For RNA extraction, SI was isolated and preserved in RNAlater (Qiagen). The tissue was homogenized in TRIzol reagent (Sigma-Aldrich) and RNA was extracted according to standard protocol (RNeasy kit, Qiagen). For quantitative real-time PCR analysis, cDNA was amplified using M-MLV Reverse Transcriptase (Promega). Relative quantities of mRNA was determined using SYBR Green PCR Master Mix (Applied Biosystems) and by the comparative threshold cycle method provided by the manufacturer for the ABI Prism 7700/7900HT Sequence Detection System. Primers were: mouse bax, F 5′-TTG CTG ATG GCA ACT TCA ACT GGG-3′ and R 5′-TGT CCA GCC CAT GAT GGT TCT GAT-3′. Mouse casp3, F 5′-TGG CAA CGG AAT TCG AGT CCT TCT -3′ and R 5′-TGA GCA TGG ACA CAA TAC ACG GGA-3′. Relative expression levels were calculated as ΔCt values by normalizing Ct values of target genes to Ct values of hypoxanthine phosphoribosyl transferase-1 (hprt1). Data are presented as relative % of expression. For the detection of Eubacteria, blood samples were collected from mice on day 4 using sterile material (endotoxin free / pyrogen free, Costar) and total DNA extracted using the DNeasy Blood & Tissue Kit (Qiagen). A standard curve was prepared using purified DNA from E.coli (concentration range of 1 pg to 1 μg/ml). The amount of Eubacteria DNA was determined using SYBR Green PCR Master Mix (Applied Biosystems) with the standard curve as a reference for the quantification of DNA per sample.
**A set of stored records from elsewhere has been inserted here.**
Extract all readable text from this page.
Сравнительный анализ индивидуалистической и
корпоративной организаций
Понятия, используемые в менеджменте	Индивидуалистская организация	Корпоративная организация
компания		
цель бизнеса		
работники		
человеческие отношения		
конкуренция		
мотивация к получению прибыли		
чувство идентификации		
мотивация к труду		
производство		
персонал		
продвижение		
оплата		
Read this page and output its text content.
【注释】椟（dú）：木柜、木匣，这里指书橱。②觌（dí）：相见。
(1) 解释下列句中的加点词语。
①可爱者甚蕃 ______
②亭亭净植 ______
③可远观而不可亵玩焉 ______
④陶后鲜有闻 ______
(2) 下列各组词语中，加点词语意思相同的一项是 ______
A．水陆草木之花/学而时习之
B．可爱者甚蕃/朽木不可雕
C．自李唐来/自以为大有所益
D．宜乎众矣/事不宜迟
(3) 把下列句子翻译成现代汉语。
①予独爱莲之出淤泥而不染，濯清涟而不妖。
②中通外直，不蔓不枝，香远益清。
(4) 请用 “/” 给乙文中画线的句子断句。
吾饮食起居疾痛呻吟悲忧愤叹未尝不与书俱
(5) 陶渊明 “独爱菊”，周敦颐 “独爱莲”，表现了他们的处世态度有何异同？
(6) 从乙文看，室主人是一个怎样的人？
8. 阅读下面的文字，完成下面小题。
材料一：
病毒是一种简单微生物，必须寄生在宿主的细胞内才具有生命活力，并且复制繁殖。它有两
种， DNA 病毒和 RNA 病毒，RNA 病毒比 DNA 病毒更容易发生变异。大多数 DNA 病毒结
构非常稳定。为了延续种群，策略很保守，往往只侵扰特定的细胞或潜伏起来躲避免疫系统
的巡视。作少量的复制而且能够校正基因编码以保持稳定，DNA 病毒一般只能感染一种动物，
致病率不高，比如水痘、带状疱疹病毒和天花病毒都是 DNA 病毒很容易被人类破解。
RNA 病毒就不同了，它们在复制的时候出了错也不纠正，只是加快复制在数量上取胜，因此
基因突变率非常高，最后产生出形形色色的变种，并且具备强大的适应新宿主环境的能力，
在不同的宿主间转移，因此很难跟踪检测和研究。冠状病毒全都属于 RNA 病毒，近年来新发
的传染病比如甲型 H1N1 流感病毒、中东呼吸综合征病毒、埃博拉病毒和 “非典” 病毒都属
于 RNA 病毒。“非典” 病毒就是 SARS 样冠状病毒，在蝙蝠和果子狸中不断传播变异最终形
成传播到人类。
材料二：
Primers: UniF340, ACTCCTACGGGA GGCAGCAGT; UniR514, ATTACCGCGGCTGCTGGC.

Statistical analysis

Results are shown as means ± SEM. Differences were compared by using one-way analysis of variance (ANOVA) followed by Student-Newman-Keuls or Bonferroni post hoc analysis using the Graph Prism Software 4.0. Tumour size and body weight were analyzed using two-way analysis of variance (ANOVA). All data are representative of at least two experiments. Results with a P<0.05 were considered significant.